The Limits of Antitrust in the New Economy

Cite this Article
Geoffrey A. Manne, The Limits of Antitrust in the New Economy, Truth on the Market (October 20, 2009), https://truthonthemarket.com/2009/10/20/the-limits-of-antitrust-in-the-new-economy/

Josh and I have just posted a draft of our new article, The Limits of Antitrust in the New Economy. We’ll be presenting it at the Searle Center Research Roundtable on the 25th Anniversary of Frank Easterbrook’s essential article, The Limits of Antitrust, next week.

Here’s the abstract:

This paper offers an opportunity to reflect on Frank Easterbrook’s seminal work on the Limits of Antitrust and to discuss its particular relevance to the problem of antitrust enforcement in the face of innovation. The error-cost framework in antitrust originates with Easterbrook’s analysis, itself built on twin premises: first, that false positives are more costly than false negatives because self-correction mechanisms mitigate the latter but not the former, and second, that errors of both types are inevitable because distinguishing pro-competitive conduct from anti-competitive conduct is an inherently difficult task in a single-firm context.
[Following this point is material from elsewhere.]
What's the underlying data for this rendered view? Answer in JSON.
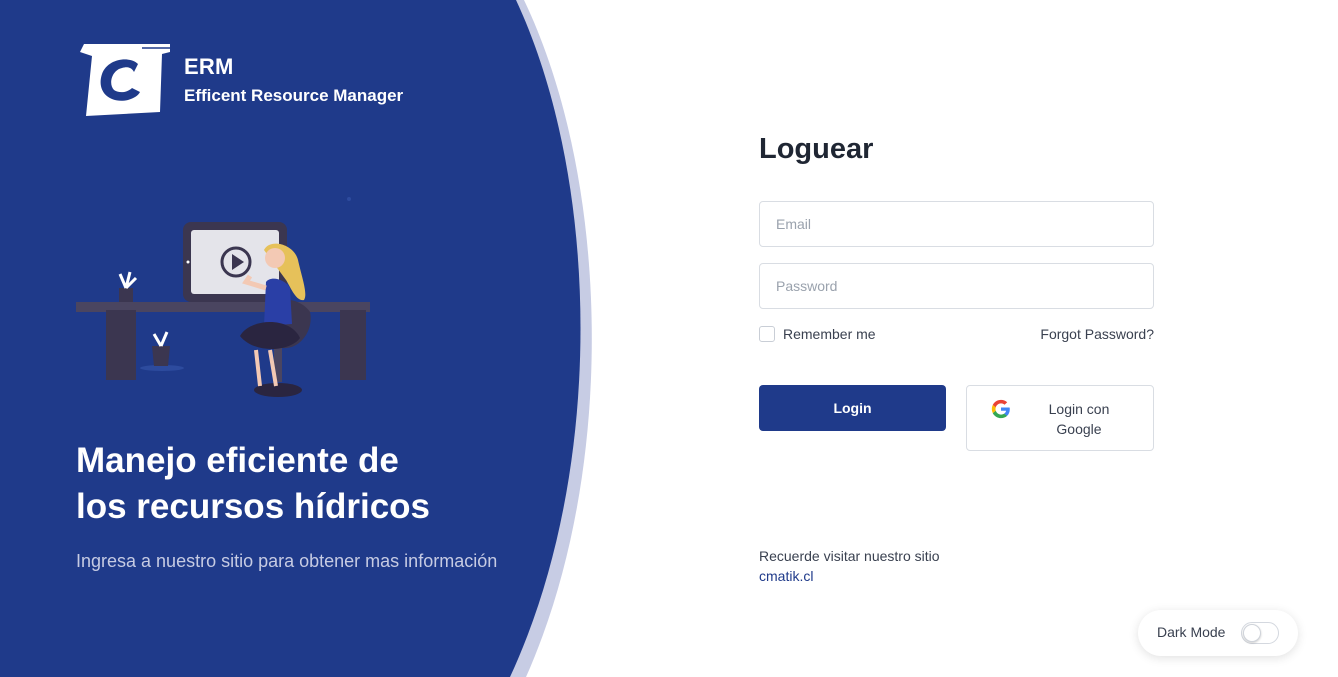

While economists have applied this framework fruitfully to several business practices that have attracted antitrust scrutiny, our goal in this paper is to harness the power of this framework to take an Easterbrookian, error-cost minimizing approach to antitrust intervention in markets where innovation is a critical part of the competitive landscape. While much has been said about the relationship between innovation and antitrust, often in the way of broad pronouncements that innovation either renders antitrust essential to economic growth or entirely unnecessary, the error-cost framework allows for greater precision in policy prescriptions and a more nuanced approach. Some of the implications are well understood in the current body of literature and others have been frequently ignored or remain entirely unrecognized.

Both product and business innovations involve novel practices, and such practices generally result in monopoly explanations from the economics profession followed by hostility from the courts (though sometimes in reverse order) and then a subsequent, more nuanced economic understanding of the business practice usually recognizing its pro-competitive virtues. This sequence and outcome is exactly what one might expect in a world where economists’ career incentives skew in favor of generating models that demonstrate inefficiencies and debunk the Chicago School status quo, while defendants engaged in business practices that have evolved over time through trial and error have a difficult time articulating a justification that fits one of a court’s checklist of acceptable answers. From an error-cost perspective, the critical point is that antitrust scrutiny of innovation and innovative business practices is likely to be biased in the direction of assigning higher likelihood that a given practice is anticompetitive than the subsequent literature and evidence will ultimately suggest is reasonable or accurate.

Given recent activities in the antitrust enforcement landscape – identifying innovating firms in high-tech markets as likely antitrust targets combined with recent discussions of error costs from leading enforcers, at the Section 2 Hearings and elsewhere – we hope to begin a more rigorous discussion of the relationships between innovation, antitrust error, and optimal liability rules that goes beyond merely selecting economic models that fit regulator’s prior beliefs.

We begin by discussing some principles for application of the error cost framework in the innovation context in Part II before discussing the historical relationship between antitrust error and innovation in Part III. Part IV concludes by challenging the conventional wisdom that the error cost approach implies that the rule of reason should apply to most forms of business conduct rather than per se rules. While we agree that per se rules should not apply to cases involving product or business innovation, broadly defined, we argue that the error cost approach should not require generalist judges to evaluate state of the art economic theory and evidence on a case by case basis. Instead, we favor an approach that is consistent with the spirit of Easterbrook’s original analysis, identifying simple filters aiming to harness the best existing economic knowledge to design simple rules that minimize error costs. We conclude with five such proposals for simple rules based on existing economic theory, empirical evidence, and acknowledgment of the institutional biases toward false positives discussed above.